NOTE: There are more recent revisions of this legislation. Read Latest Draft
Bill Title: Zoning/Durham County Protest Petitions

Spectrum: Partisan Bill (Democrat 2-0)

Status: (Passed) 2010-07-09 - Ch. SL 2010-80 [S1399 Detail]

Download: North_Carolina-2010-S1399-Amended.html

GENERAL ASSEMBLY OF NORTH CAROLINA

SESSION 2009

S                                                                                                                                                     1

SENATE BILL 1399

 

 

Short Title:        Zoning/Durham County Protest Petitions.

(Local)

Sponsors:

Senators McKissick and Atwater.

Referred to:

State and Local Government.

May 26, 2010

A BILL TO BE ENTITLED

AN ACT adopting a protest petition requirement for durham county.

The General Assembly of North Carolina enacts:

SECTION 1.(a)  Zoning ordinances may from time to time be amended, supplemented, changed, modified, or repealed.
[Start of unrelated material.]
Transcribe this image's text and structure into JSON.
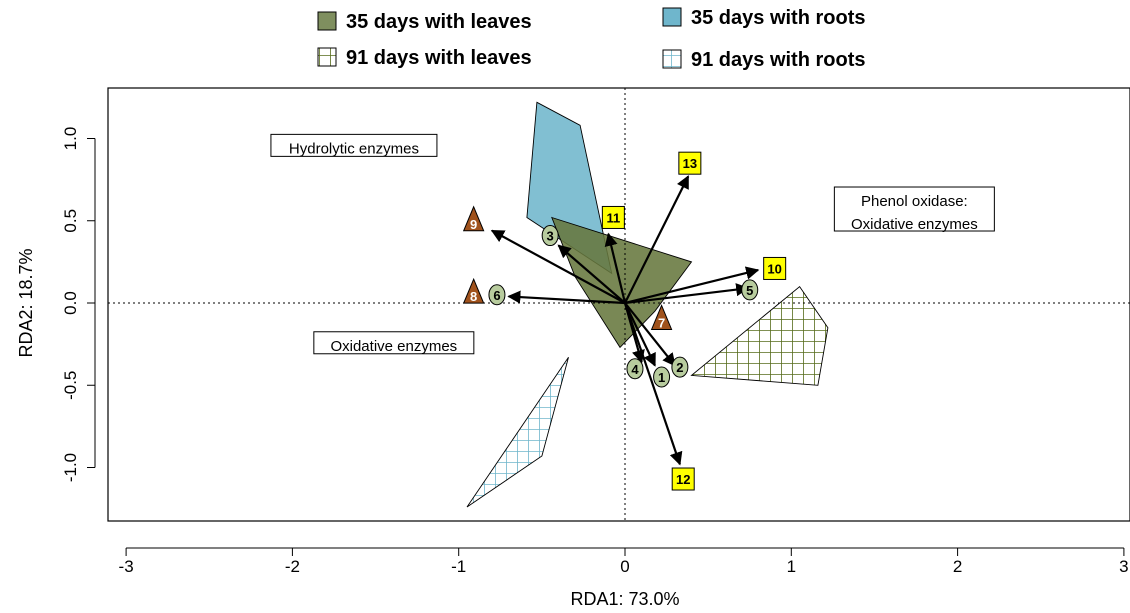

In case, however, of a qualified protest against a zoning map amendment, that amendment shall not become effective except by favorable vote of three‑fourths of all the members of the Board of County Commissioners. For the purposes of this subsection, vacant positions on the board and members who are excused from voting shall not be considered "members of the board" for calculation of the requisite supermajority.
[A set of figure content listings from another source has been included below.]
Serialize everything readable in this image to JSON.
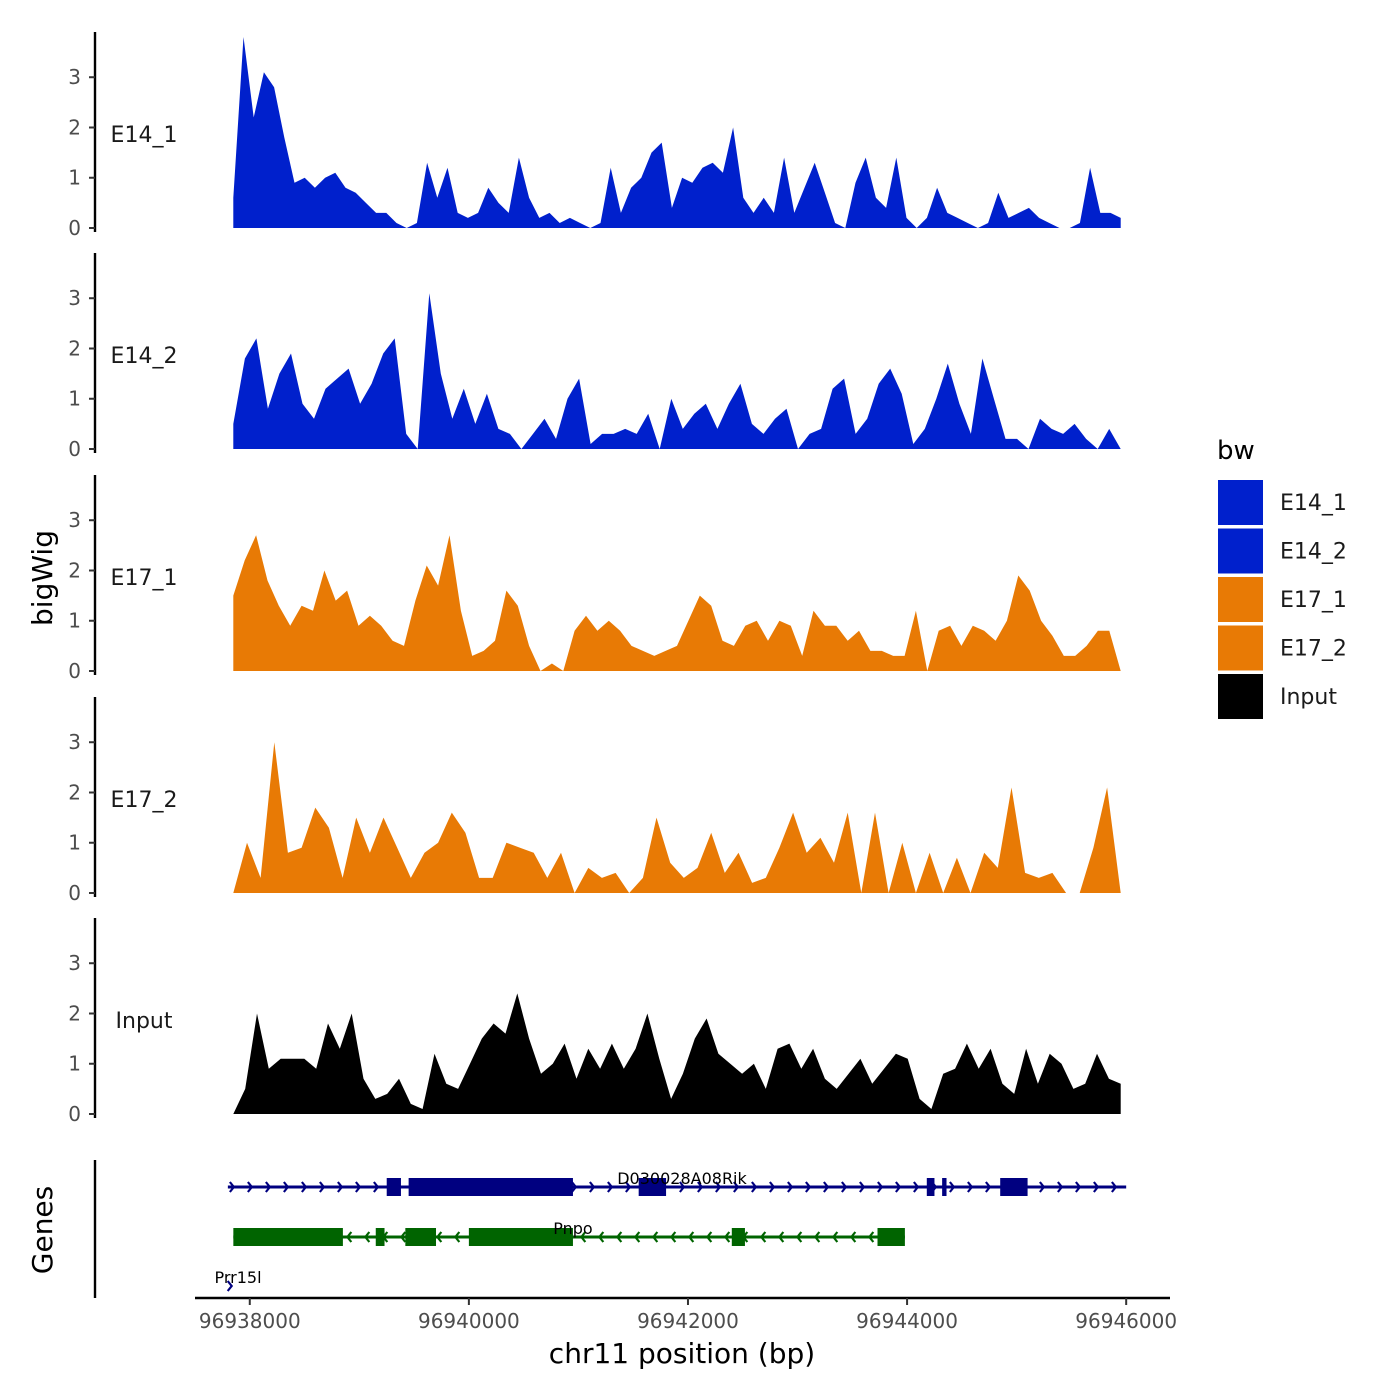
{
  "chart_data": {
    "type": "area",
    "title": "",
    "ylabel": "bigWig",
    "genes_label": "Genes",
    "xlabel": "chr11 position (bp)",
    "xlim": [
      96937500,
      96946400
    ],
    "data_xrange": [
      96937850,
      96945950
    ],
    "ylim": [
      0,
      3.9
    ],
    "y_ticks": [
      0,
      1,
      2,
      3
    ],
    "x_ticks": [
      96938000,
      96940000,
      96942000,
      96944000,
      96946000
    ],
    "x_tick_labels": [
      "96938000",
      "96940000",
      "96942000",
      "96944000",
      "96946000"
    ],
    "legend": {
      "title": "bw",
      "position": "right",
      "entries": [
        {
          "label": "E14_1",
          "color": "#0020CC"
        },
        {
          "label": "E14_2",
          "color": "#0020CC"
        },
        {
          "label": "E17_1",
          "color": "#E87A05"
        },
        {
          "label": "E17_2",
          "color": "#E87A05"
        },
        {
          "label": "Input",
          "color": "#000000"
        }
      ]
    },
    "tracks": [
      {
        "name": "E14_1",
        "color": "#0020CC",
        "values": [
          0.6,
          3.8,
          2.2,
          3.1,
          2.8,
          1.8,
          0.9,
          1.0,
          0.8,
          1.0,
          1.1,
          0.8,
          0.7,
          0.5,
          0.3,
          0.3,
          0.1,
          0.0,
          0.1,
          1.3,
          0.6,
          1.2,
          0.3,
          0.2,
          0.3,
          0.8,
          0.5,
          0.3,
          1.4,
          0.6,
          0.2,
          0.3,
          0.1,
          0.2,
          0.1,
          0.0,
          0.1,
          1.2,
          0.3,
          0.8,
          1.0,
          1.5,
          1.7,
          0.4,
          1.0,
          0.9,
          1.2,
          1.3,
          1.1,
          2.0,
          0.6,
          0.3,
          0.6,
          0.3,
          1.4,
          0.3,
          0.8,
          1.3,
          0.7,
          0.1,
          0.0,
          0.9,
          1.4,
          0.6,
          0.4,
          1.4,
          0.2,
          0.0,
          0.2,
          0.8,
          0.3,
          0.2,
          0.1,
          0.0,
          0.1,
          0.7,
          0.2,
          0.3,
          0.4,
          0.2,
          0.1,
          0.0,
          0.0,
          0.1,
          1.2,
          0.3,
          0.3,
          0.2
        ]
      },
      {
        "name": "E14_2",
        "color": "#0020CC",
        "values": [
          0.5,
          1.8,
          2.2,
          0.8,
          1.5,
          1.9,
          0.9,
          0.6,
          1.2,
          1.4,
          1.6,
          0.9,
          1.3,
          1.9,
          2.2,
          0.3,
          0.0,
          3.1,
          1.5,
          0.6,
          1.2,
          0.5,
          1.1,
          0.4,
          0.3,
          0.0,
          0.3,
          0.6,
          0.2,
          1.0,
          1.4,
          0.1,
          0.3,
          0.3,
          0.4,
          0.3,
          0.7,
          0.0,
          1.0,
          0.4,
          0.7,
          0.9,
          0.4,
          0.9,
          1.3,
          0.5,
          0.3,
          0.6,
          0.8,
          0.0,
          0.3,
          0.4,
          1.2,
          1.4,
          0.3,
          0.6,
          1.3,
          1.6,
          1.1,
          0.1,
          0.4,
          1.0,
          1.7,
          0.9,
          0.3,
          1.8,
          1.0,
          0.2,
          0.2,
          0.0,
          0.6,
          0.4,
          0.3,
          0.5,
          0.2,
          0.0,
          0.4,
          0.0
        ]
      },
      {
        "name": "E17_1",
        "color": "#E87A05",
        "values": [
          1.5,
          2.2,
          2.7,
          1.8,
          1.3,
          0.9,
          1.3,
          1.2,
          2.0,
          1.4,
          1.6,
          0.9,
          1.1,
          0.9,
          0.6,
          0.5,
          1.4,
          2.1,
          1.7,
          2.7,
          1.2,
          0.3,
          0.4,
          0.6,
          1.6,
          1.3,
          0.5,
          0.0,
          0.15,
          0.0,
          0.8,
          1.1,
          0.8,
          1.0,
          0.8,
          0.5,
          0.4,
          0.3,
          0.4,
          0.5,
          1.0,
          1.5,
          1.3,
          0.6,
          0.5,
          0.9,
          1.0,
          0.6,
          1.0,
          0.9,
          0.3,
          1.2,
          0.9,
          0.9,
          0.6,
          0.8,
          0.4,
          0.4,
          0.3,
          0.3,
          1.2,
          0.0,
          0.8,
          0.9,
          0.5,
          0.9,
          0.8,
          0.6,
          1.0,
          1.9,
          1.6,
          1.0,
          0.7,
          0.3,
          0.3,
          0.5,
          0.8,
          0.8,
          0.0
        ]
      },
      {
        "name": "E17_2",
        "color": "#E87A05",
        "values": [
          0.0,
          1.0,
          0.3,
          3.0,
          0.8,
          0.9,
          1.7,
          1.3,
          0.3,
          1.5,
          0.8,
          1.5,
          0.9,
          0.3,
          0.8,
          1.0,
          1.6,
          1.2,
          0.3,
          0.3,
          1.0,
          0.9,
          0.8,
          0.3,
          0.8,
          0.0,
          0.5,
          0.3,
          0.4,
          0.0,
          0.3,
          1.5,
          0.6,
          0.3,
          0.5,
          1.2,
          0.4,
          0.8,
          0.2,
          0.3,
          0.9,
          1.6,
          0.8,
          1.1,
          0.6,
          1.6,
          0.0,
          1.6,
          0.0,
          1.0,
          0.0,
          0.8,
          0.0,
          0.7,
          0.0,
          0.8,
          0.5,
          2.1,
          0.4,
          0.3,
          0.4,
          0.0,
          0.0,
          0.9,
          2.1,
          0.0
        ]
      },
      {
        "name": "Input",
        "color": "#000000",
        "values": [
          0.0,
          0.5,
          2.0,
          0.9,
          1.1,
          1.1,
          1.1,
          0.9,
          1.8,
          1.3,
          2.0,
          0.7,
          0.3,
          0.4,
          0.7,
          0.2,
          0.1,
          1.2,
          0.6,
          0.5,
          1.0,
          1.5,
          1.8,
          1.6,
          2.4,
          1.5,
          0.8,
          1.0,
          1.4,
          0.7,
          1.3,
          0.9,
          1.4,
          0.9,
          1.3,
          2.0,
          1.1,
          0.3,
          0.8,
          1.5,
          1.9,
          1.2,
          1.0,
          0.8,
          1.0,
          0.5,
          1.3,
          1.4,
          0.9,
          1.3,
          0.7,
          0.5,
          0.8,
          1.1,
          0.6,
          0.9,
          1.2,
          1.1,
          0.3,
          0.1,
          0.8,
          0.9,
          1.4,
          0.9,
          1.3,
          0.6,
          0.4,
          1.3,
          0.6,
          1.2,
          1.0,
          0.5,
          0.6,
          1.2,
          0.7,
          0.6
        ]
      }
    ],
    "genes": [
      {
        "name": "D030028A08Rik",
        "strand": "+",
        "color": "#000080",
        "start": 96937800,
        "end": 96946000,
        "exons": [
          [
            96939250,
            96939380
          ],
          [
            96939450,
            96940950
          ],
          [
            96941550,
            96941800
          ],
          [
            96944180,
            96944250
          ],
          [
            96944320,
            96944360
          ],
          [
            96944850,
            96945100
          ]
        ]
      },
      {
        "name": "Pnpo",
        "strand": "-",
        "color": "#006400",
        "start": 96937850,
        "end": 96943980,
        "exons": [
          [
            96937850,
            96938850
          ],
          [
            96939150,
            96939230
          ],
          [
            96939420,
            96939700
          ],
          [
            96940000,
            96940950
          ],
          [
            96942400,
            96942520
          ],
          [
            96943730,
            96943980
          ]
        ]
      },
      {
        "name": "Prr15l",
        "strand": "+",
        "color": "#000080",
        "start": 96937780,
        "end": 96937850,
        "exons": []
      }
    ]
  }
}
To qualify as a protest under this section, the petition must be signed by the owners of either (i) twenty percent (20%) or more of the area included in the proposed change or (ii) five percent (5%) of a 100‑foot‑wide buffer extending along the entire boundary of each discrete or separate area proposed to be rezoned. A street right‑of‑way shall not be considered in computing the 100‑foot buffer area as long as that street right‑of‑way is 100 feet wide or less. When less than an entire parcel of land is subject to the proposed zoning map amendment, the 100‑foot buffer shall be measured from the property line of that parcel. In the absence of evidence to the contrary, the county may rely on the county tax listing to determine the "owners" of potentially qualifying areas.
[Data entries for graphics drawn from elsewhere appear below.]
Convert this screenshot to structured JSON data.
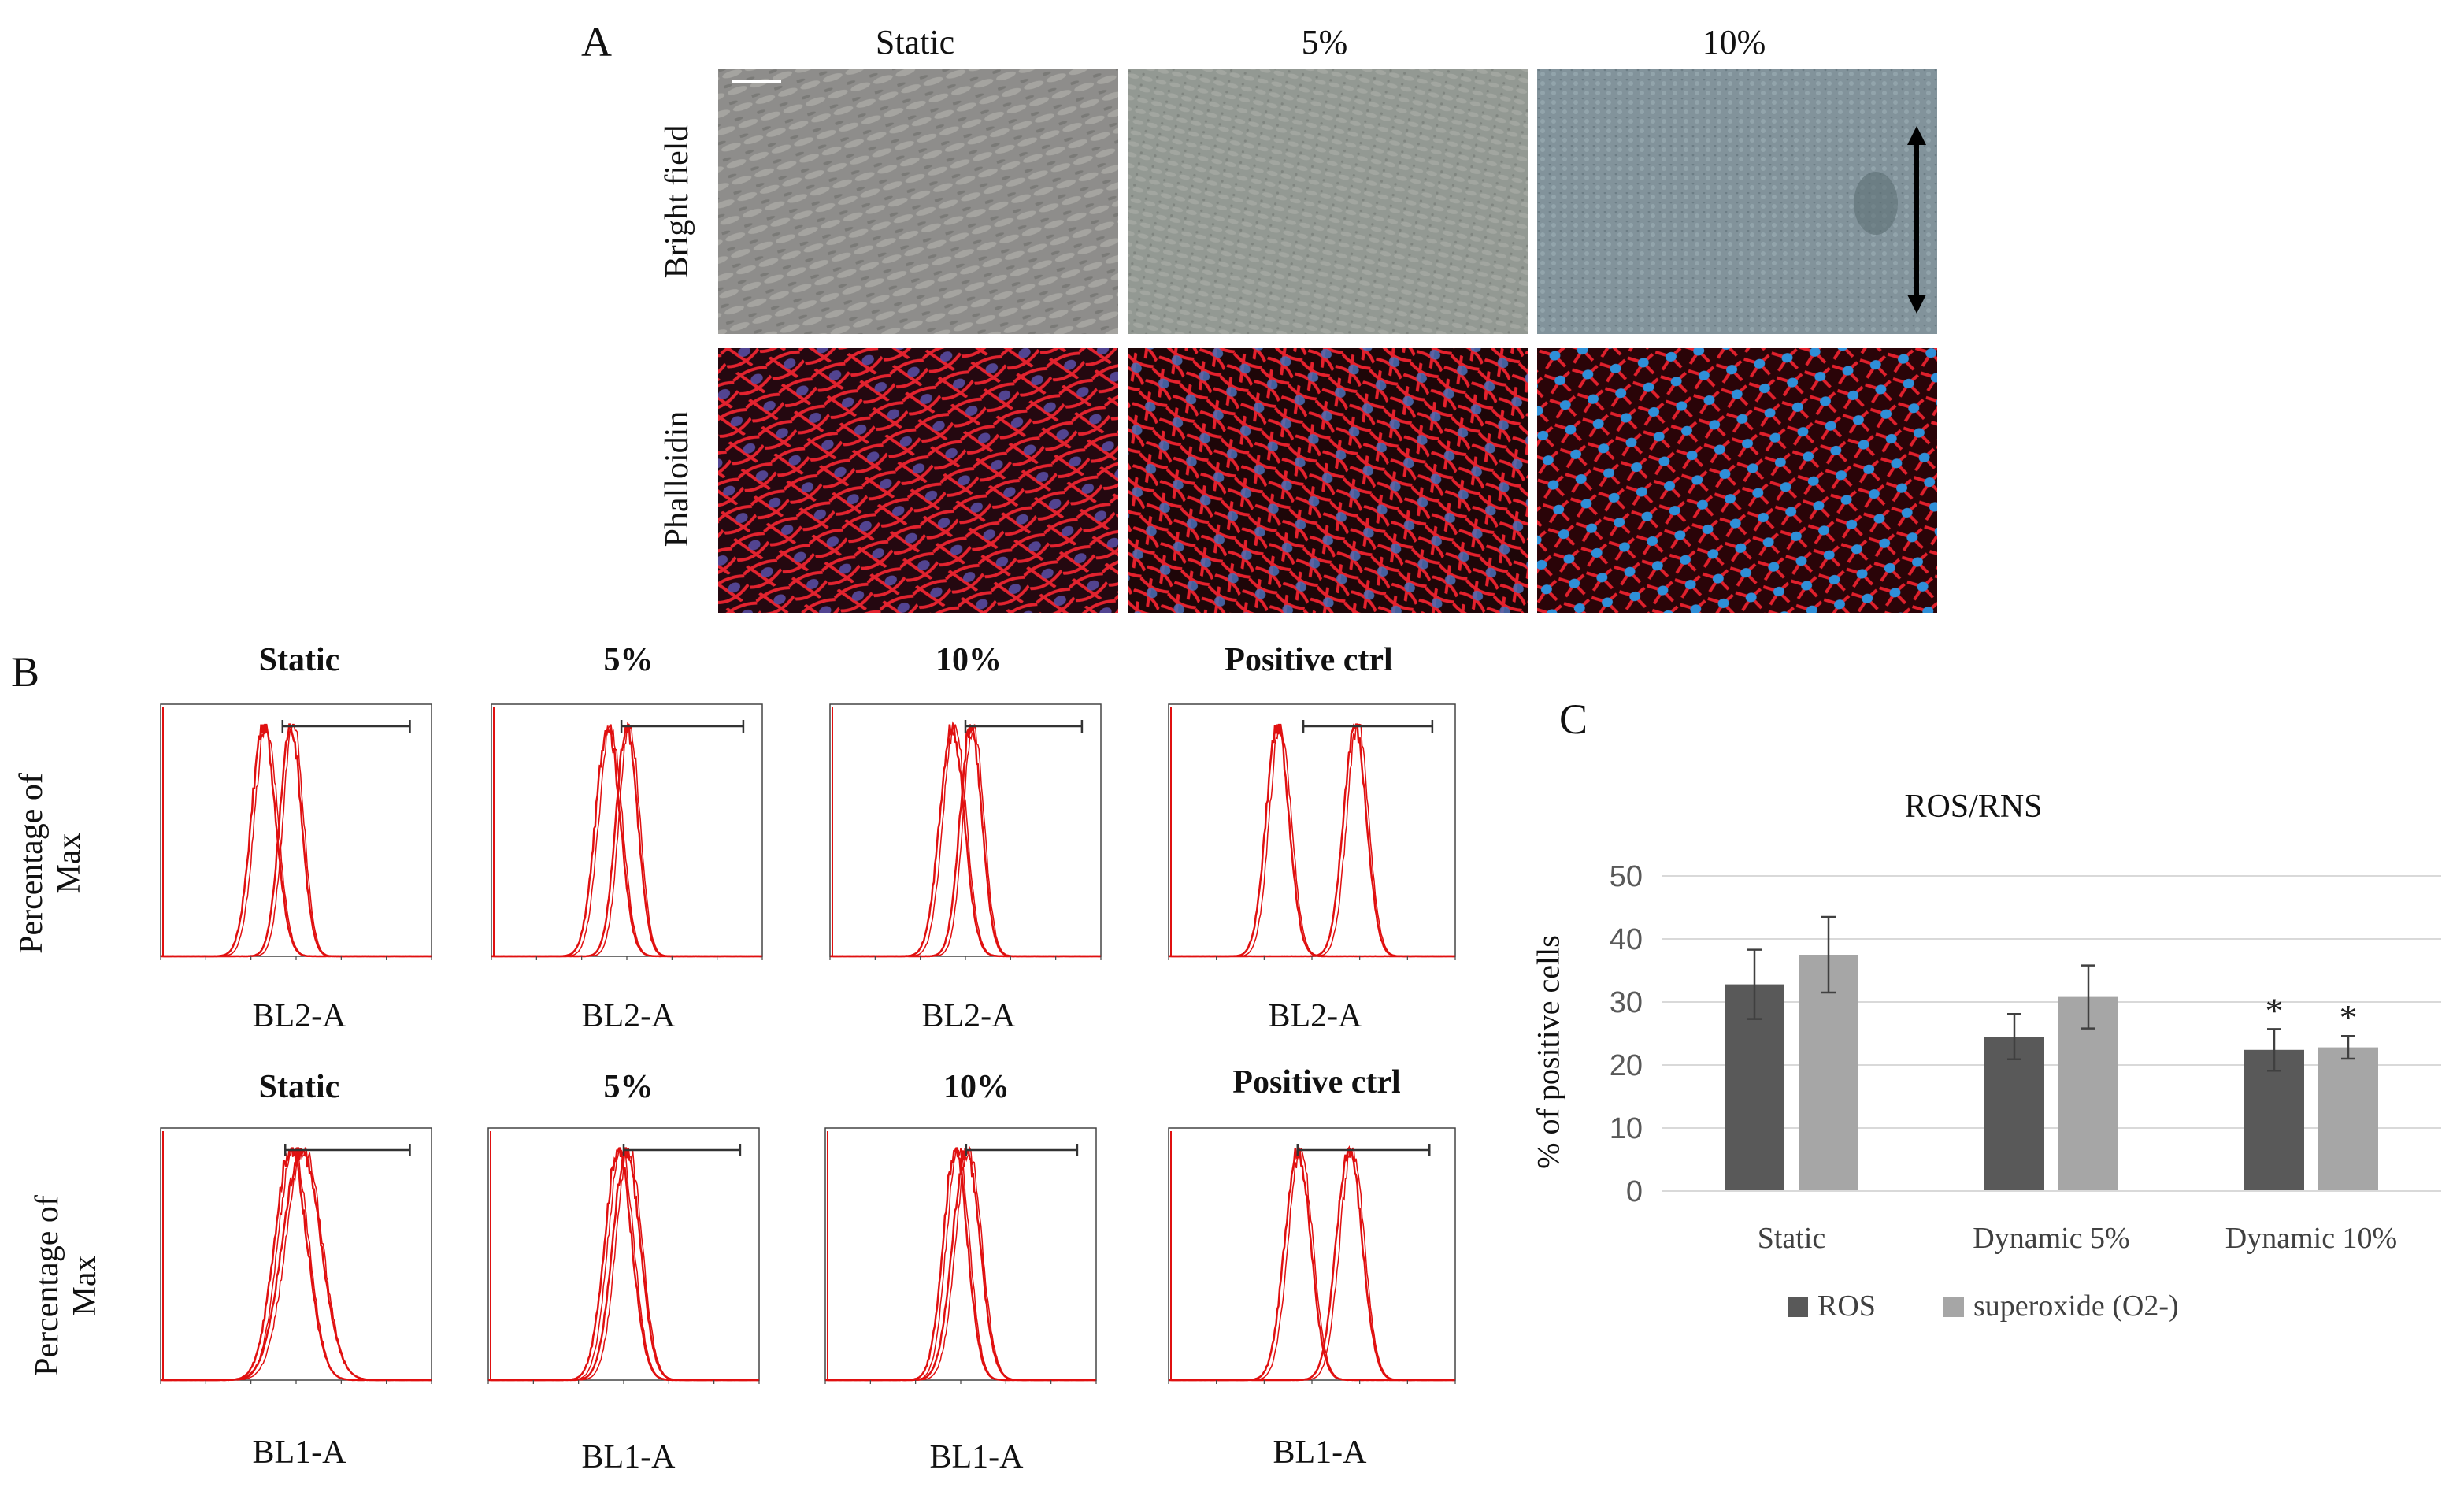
{
  "panel_a": {
    "letter": "A",
    "columns": [
      "Static",
      "5%",
      "10%"
    ],
    "rows": [
      "Bright field",
      "Phalloidin"
    ]
  },
  "panel_b": {
    "letter": "B",
    "columns": [
      "Static",
      "5%",
      "10%",
      "Positive ctrl"
    ],
    "ylabel_line1": "Percentage of",
    "ylabel_line2": "Max",
    "rows": [
      {
        "xlabel": "BL2-A"
      },
      {
        "xlabel": "BL1-A"
      }
    ]
  },
  "chart_data": {
    "type": "bar",
    "letter": "C",
    "title": "ROS/RNS",
    "ylabel": "% of positive cells",
    "xlabel": "",
    "categories": [
      "Static",
      "Dynamic 5%",
      "Dynamic 10%"
    ],
    "series": [
      {
        "name": "ROS",
        "values": [
          32.8,
          24.5,
          22.4
        ],
        "errors": [
          5.5,
          3.6,
          3.3
        ],
        "significant": [
          false,
          false,
          true
        ],
        "color": "#595959"
      },
      {
        "name": "superoxide (O2-)",
        "values": [
          37.5,
          30.8,
          22.8
        ],
        "errors": [
          6.0,
          5.0,
          1.8
        ],
        "significant": [
          false,
          false,
          true
        ],
        "color": "#a6a6a6"
      }
    ],
    "ylim": [
      0,
      50
    ],
    "yticks": [
      0,
      10,
      20,
      30,
      40,
      50
    ],
    "grid": true,
    "legend": "bottom",
    "sig_marker": "*"
  }
}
The foregoing provisions concerning protests shall not be applicable to an amendment to an adopted (i) special use district, (ii) conditional use district, or (iii) conditional district if the amendment does not change the types of uses that are permitted within the district or increase the approved density for residential development, or increase the total approved size of nonresidential development, or reduce the size of any buffers, or screening approved for the special use district, conditional use district, or conditional district.

SECTION 1.(b)  No protest against any change in or amendment to a zoning ordinance or zoning map shall be valid or effective unless it be in the form of a written petition actually bearing the signatures of the requisite number of property owners and stating that the signers do protest the proposed change or amendment, and unless it shall have been received by the Clerk to the Board of Commissioners in sufficient time to allow the county at least four normal workdays, excluding Saturdays, Sundays, and legal holidays, before the date established for a public hearing on the proposed change or amendment to determine the sufficiency and accuracy of the petition.  The Board of County Commissioners may by ordinance require that all protest petitions be on a form prescribed and furnished by the county, and such form may prescribe any reasonable information deemed necessary to permit the county to determine the sufficiency and accuracy of the petition.  A person who has signed a protest petition may withdraw his or her name from the petition at any time prior to the vote on the proposed zoning amendment.  Only those protest petitions that meet the qualifying standards set forth above at the time of the vote on the zoning amendment shall trigger the supermajority voting requirement.

SECTION 2.  This act applies to the County of Durham only.

SECTION 3.  This act is effective when it becomes law.